The Foreign Intelligence Surveillance Court dodged questions posed by Republican congressmen concerned about its selection of Obama official and longtime FBI defender David Kris to advise it on FISA reforms.
Judge James Boasberg, the FISA court’s presiding judge, did not mention Kris’s name in the two-page letter obtained by the Washington Examiner, but said the input the court would receive from the hand-picked adviser, known as an amicus curiae, is “purely advisory, and it is the court, not the amicus, that oversees each matter and determines its outcome.”
Reps.
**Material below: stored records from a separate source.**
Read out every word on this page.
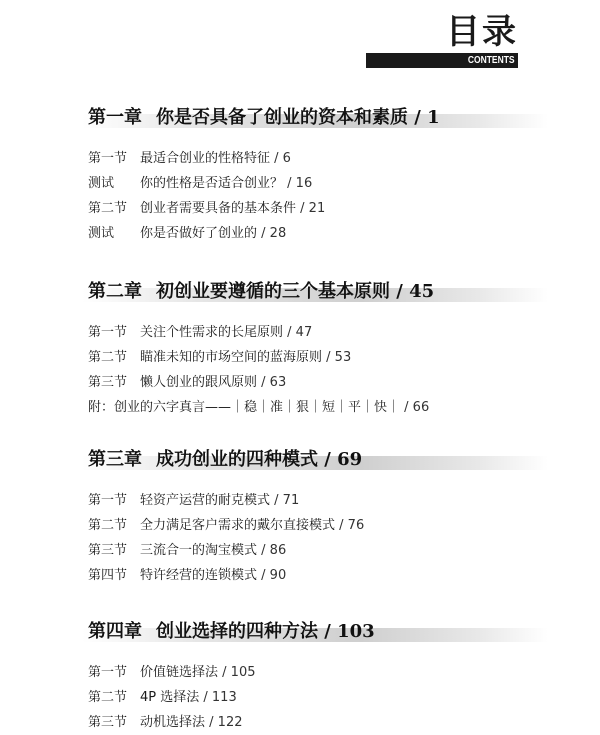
目录
CONTENTS
第一章 你是否具备了创业的资本和素质 / 1
第一节 最适合创业的性格特征 / 6
测试 你的性格是否适合创业？ / 16
第二节 创业者需要具备的基本条件 / 21
测试 你是否做好了创业的 / 28
第二章 初创业要遵循的三个基本原则 / 45
第一节 关注个性需求的长尾原则 / 47
第二节 瞄准未知的市场空间的蓝海原则 / 53
第三节 懒人创业的跟风原则 / 63
附：创业的六字真言——｜稳｜准｜狠｜短｜平｜快｜ / 66
第三章 成功创业的四种模式 / 69
第一节 轻资产运营的耐克模式 / 71
第二节 全力满足客户需求的戴尔直接模式 / 76
第三节 三流合一的淘宝模式 / 86
第四节 特许经营的连锁模式 / 90
第四章 创业选择的四种方法 / 103
第一节 价值链选择法 / 105
第二节 4P 选择法 / 113
第三节 动机选择法 / 122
Jim Jordan of Ohio and Mark Meadows of North Carolina sent the FISA court a letter in mid-January, asking specific questions about which candidates aside from Kris the spy court had considered. In their letter, the lawmakers asked whether the court had considered biased writings and statements Kris made about the matter he was asked to about Trump campaign associate Carter Page, his criticisms of former House Intelligence Committee Chairman Devin Nunes, and his defenses of the FBI’s Trump-Russia actions.
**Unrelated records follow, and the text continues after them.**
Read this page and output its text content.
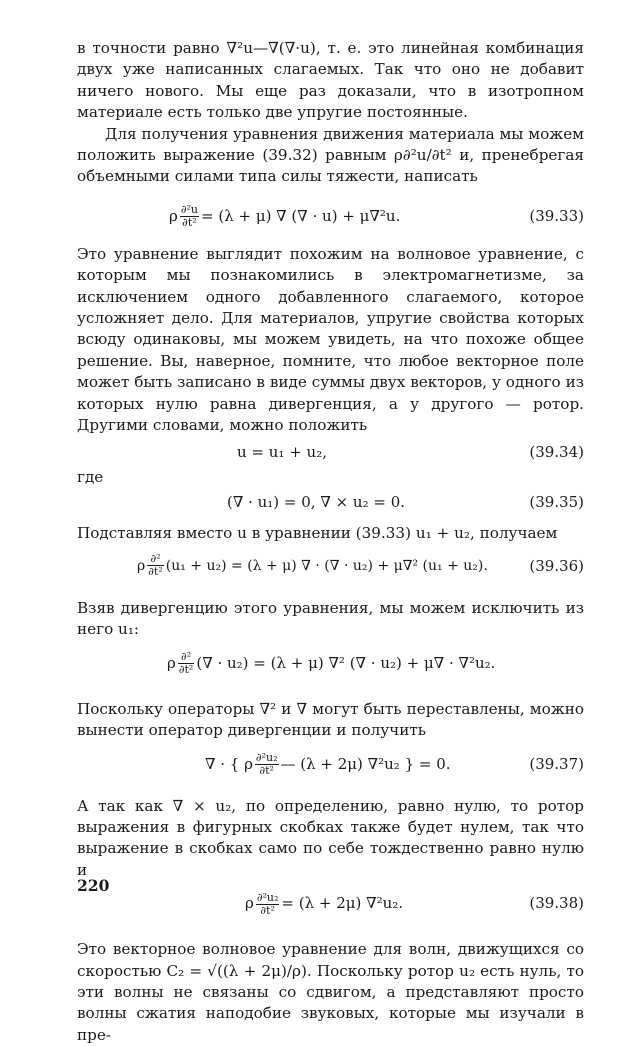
в точности равно ∇²u—∇(∇·u), т. е. это линейная комбинация двух уже написанных слагаемых. Так что оно не добавит ничего нового. Мы еще раз доказали, что в изотропном материале есть только две упругие постоянные.

Для получения уравнения движения материала мы можем положить выражение (39.32) равным ρ∂²u/∂t² и, пренебрегая объемными силами типа силы тяжести, написать

ρ $\frac{\text{∂²u}}{\text{∂t²}} = (\lambda + \mu)$ ∇ (∇ · u) + μ∇²u.	(39.33)

Это уравнение выглядит похожим на волновое уравнение, с которым мы познакомились в электромагнетизме, за исключением одного добавленного слагаемого, которое усложняет дело. Для материалов, упругие свойства которых всюду одинаковы, мы можем увидеть, на что похоже общее решение. Вы, наверное, помните, что любое векторное поле может быть записано в виде суммы двух векторов, у одного из которых нулю равна дивергенция, а у другого — ротор. Другими словами, можно положить

u = u₁ + u₂,	(39.34)
где
(∇ · u₁) = 0, ∇ × u₂ = 0.	(39.35)

Подставляя вместо u в уравнении (39.33) u₁ + u₂, получаем

ρ $\frac{\text{∂²}}{\text{∂t²}} (u_1 + u_2) = (\lambda + \mu)$ ∇ · (∇ · u₂) + μ∇² (u₁ + u₂).	(39.36)

Взяв дивергенцию этого уравнения, мы можем исключить из него u₁:

ρ $\frac{\text{∂²}}{\text{∂t²}}$ (∇ · u₂) = (λ + μ) ∇² (∇ · u₂) + μ∇ · ∇²u₂.

Поскольку операторы ∇² и ∇ могут быть переставлены, можно вынести оператор дивергенции и получить

∇ · { ρ $\frac{\text{∂²u₂}}{\text{∂t²}}$ — (λ + 2μ) ∇²u₂ } = 0.	(39.37)

А так как ∇ × u₂, по определению, равно нулю, то ротор выражения в фигурных скобках также будет нулем, так что выражение в скобках само по себе тождественно равно нулю и

ρ $\frac{\text{∂²u₂}}{\text{∂t²}} = (\lambda + 2\mu)$ ∇²u₂.	(39.38)

Это векторное волновое уравнение для волн, движущихся со скоростью C₂ = √((λ + 2μ)/ρ). Поскольку ротор u₂ есть нуль, то эти волны не связаны со сдвигом, а представляют просто волны сжатия наподобие звуковых, которые мы изучали в пре-

220
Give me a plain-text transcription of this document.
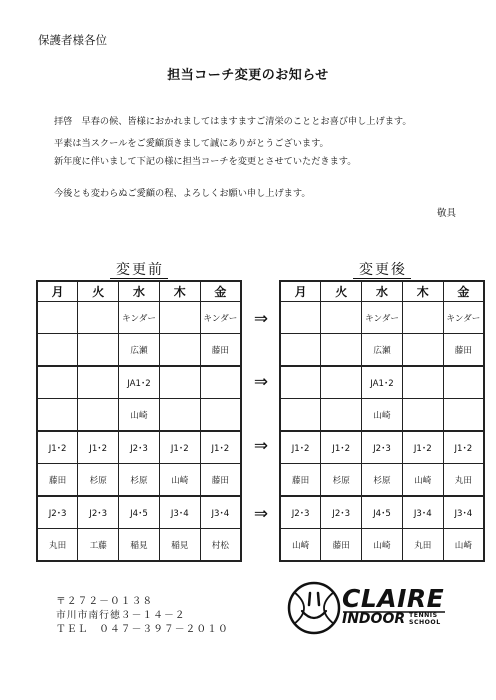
保護者様各位
担当コーチ変更のお知らせ
拝啓　早春の候、皆様におかれましてはますますご清栄のこととお喜び申し上げます。
平素は当スクールをご愛顧頂きまして誠にありがとうございます。
新年度に伴いまして下記の様に担当コーチを変更とさせていただきます。
今後とも変わらぬご愛顧の程、よろしくお願い申し上げます。
敬具
変更前	変更後
月	火	水	木	金
		キンダー		キンダー
		広瀬		藤田
		JA1･2		
		山崎		
J1･2	J1･2	J2･3	J1･2	J1･2
藤田	杉原	杉原	山崎	藤田
J2･3	J2･3	J4･5	J3･4	J3･4
丸田	工藤	稲見	稲見	村松
⇒
⇒
⇒
⇒
月	火	水	木	金
		キンダー		キンダー
		広瀬		藤田
		JA1･2		
		山崎		
J1･2	J1･2	J2･3	J1･2	J1･2
藤田	杉原	杉原	山崎	丸田
J2･3	J2･3	J4･5	J3･4	J3･4
山崎	藤田	山崎	丸田	山崎
〒２７２－０１３８
市川市南行徳３－１４－２
ＴＥＬ　０４７－３９７－２０１０
CLAIRE
INDOOR TENNIS
SCHOOL
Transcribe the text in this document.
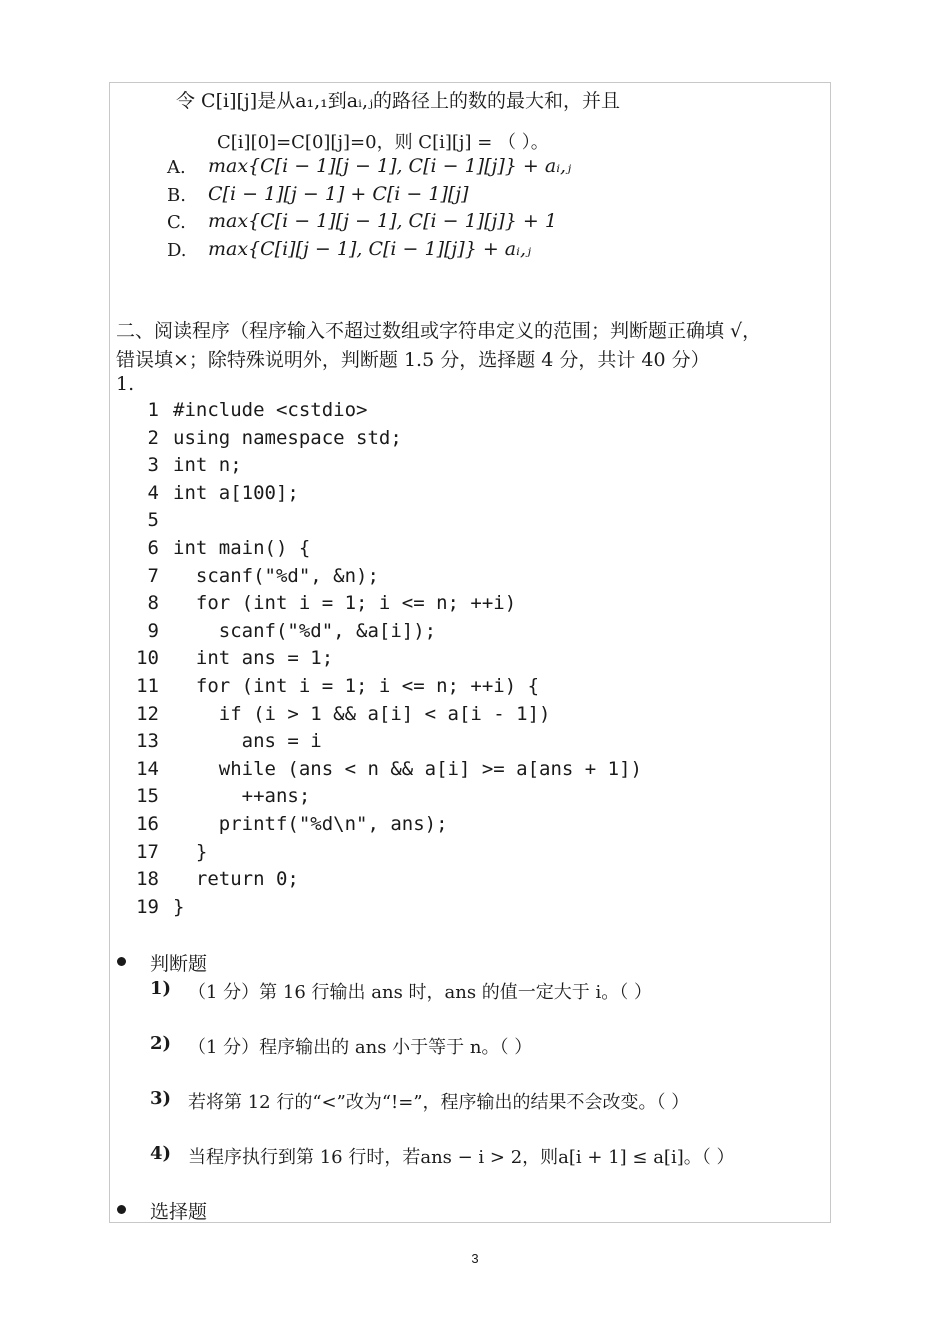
令 C[i][j]是从a₁,₁到aᵢ,ⱼ的路径上的数的最大和，并且
C[i][0]=C[0][j]=0，则 C[i][j] = （ ）。
A. max{C[i − 1][j − 1], C[i − 1][j]} + aᵢ,ⱼ
B. C[i − 1][j − 1] + C[i − 1][j]
C. max{C[i − 1][j − 1], C[i − 1][j]} + 1
D. max{C[i][j − 1], C[i − 1][j]} + aᵢ,ⱼ
二、阅读程序（程序输入不超过数组或字符串定义的范围；判断题正确填 √，
错误填×；除特殊说明外，判断题 1.5 分，选择题 4 分，共计 40 分）
1.
1 #include <cstdio>
2 using namespace std;
3 int n;
4 int a[100];
5
6 int main() {
7  scanf("%d", &n);
8  for (int i = 1; i <= n; ++i)
9    scanf("%d", &a[i]);
10  int ans = 1;
11  for (int i = 1; i <= n; ++i) {
12    if (i > 1 && a[i] < a[i - 1])
13      ans = i
14    while (ans < n && a[i] >= a[ans + 1])
15      ++ans;
16    printf("%d\n", ans);
17  }
18  return 0;
19 }
判断题
1) （1 分）第 16 行输出 ans 时，ans 的值一定大于 i。（ ）
2) （1 分）程序输出的 ans 小于等于 n。（ ）
3) 若将第 12 行的“<”改为“!=”，程序输出的结果不会改变。（ ）
4) 当程序执行到第 16 行时，若ans − i > 2，则a[i + 1] ≤ a[i]。（ ）
选择题
3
“While we readily acknowledge that it is important for interested members of Congress to understand these matters thoroughly, it would be inconsistent with well-established principles of judicial conduct and ethics, as well as longstanding traditions of separation of powers among the branches, for the Court to comment on matters that have come before it or to discuss its thought processes or internal deliberations,” Boasberg wrote at the end of January. He assured congressmen that “our Court recognizes how important it is to the nation that the FISA process operates efficiently and fairly.”
Boasberg provided only what he called a “general explanation regarding the selection of amici.” The judge pointed to the list of eight possible current court-approved advisers, including Kris, and said “it is not uncommon for the most qualified amici to have written, lectured, and spoken on issues within their expertise” and “in picking from the group of designated amici on a given matter, the FISC typically considers availability, interest, subject-matter expertise, as well as potential financial or fiduciary conflicts of interest in the individual matter.”
Kris, a former assistant attorney general with the Justice Department’s national security division during the Obama administration, had supported the FBI’s Trump-Russia investigation and criticized Nunes’s 2018 memo on alleged FISA abuses. Last month, he was selected to oversee the implementation of reforms in response to a scathing Justice Department report by DOJ watchdog Michael Horowitz on serious errors found in the FBI’s efforts to wiretap Page.
A Republican official with knowledge of the ongoing congressional FISA reform process blasted the judge’s letter.
“The FISC’s response, or lack thereof, raises alarms about whether the court is serious about FISA reform and the illegal surveillance of Carter Page,” the GOP official said. “By failing to even mention David Kris in the letter, the FISC made it clear that they have no problem using a clearly biased, Obama-era official, who doesn’t even believe that Carter Page was illegally surveilled, to oversee reforms of the failed FISA process.”
Said the GOP official: “It’s really quite something that a court like the FISC would so blatantly ignore a legitimate congressional inquiry.”
Kris filed a letter with the FISA court last month where he said the reforms proposed by the FBI in the wake of the Horowitz report were “insufficient” thus far and that the bureau “must restore” a “culture of accuracy and completeness” in the FISA process.
Jordan and Meadows previously laid out three main objections to Kris’s appointment by the court.
The first was that Kris “boasted about the rigorous process or FISA warrants” prior to the Nunes FISA memo and then claimed Nunes’s assertion that “the FBI misled the court was itself misleading” once the Nunes memo was made public.
“Mr. Kris was wrong,” the congressmen said.
The second was the former Obama official “seemingly prejudged the FBI’s conduct with respect to Carter Page” when hundreds of pages of heavily redacted FISA applications on Page were released in the summer of 2018, when Kris predicted that “it’s going to get worse, not better” for Page.
But, the congressmen said, the inspector general “confirmed that the FBI illegally surveilled Mr. Page.”
And thirdly, following the release of the Horowitz report, Kris “seemed to minimize the FBI’s actions” when he said the FBI’s misconduct wasn’t “political” and when he attributed the missteps to sloppiness.
“However, inspector general Horowitz testified that the office of inspector general’s review did not rule out political bias or intentional misconduct,” Jordan and Meadows said.
Remaining unanswered were a number of questions. These included whether the FISA court bore responsibility for the FISA abuse, when it first received evidence the FBI was misleading the court and how it responded, and other matters.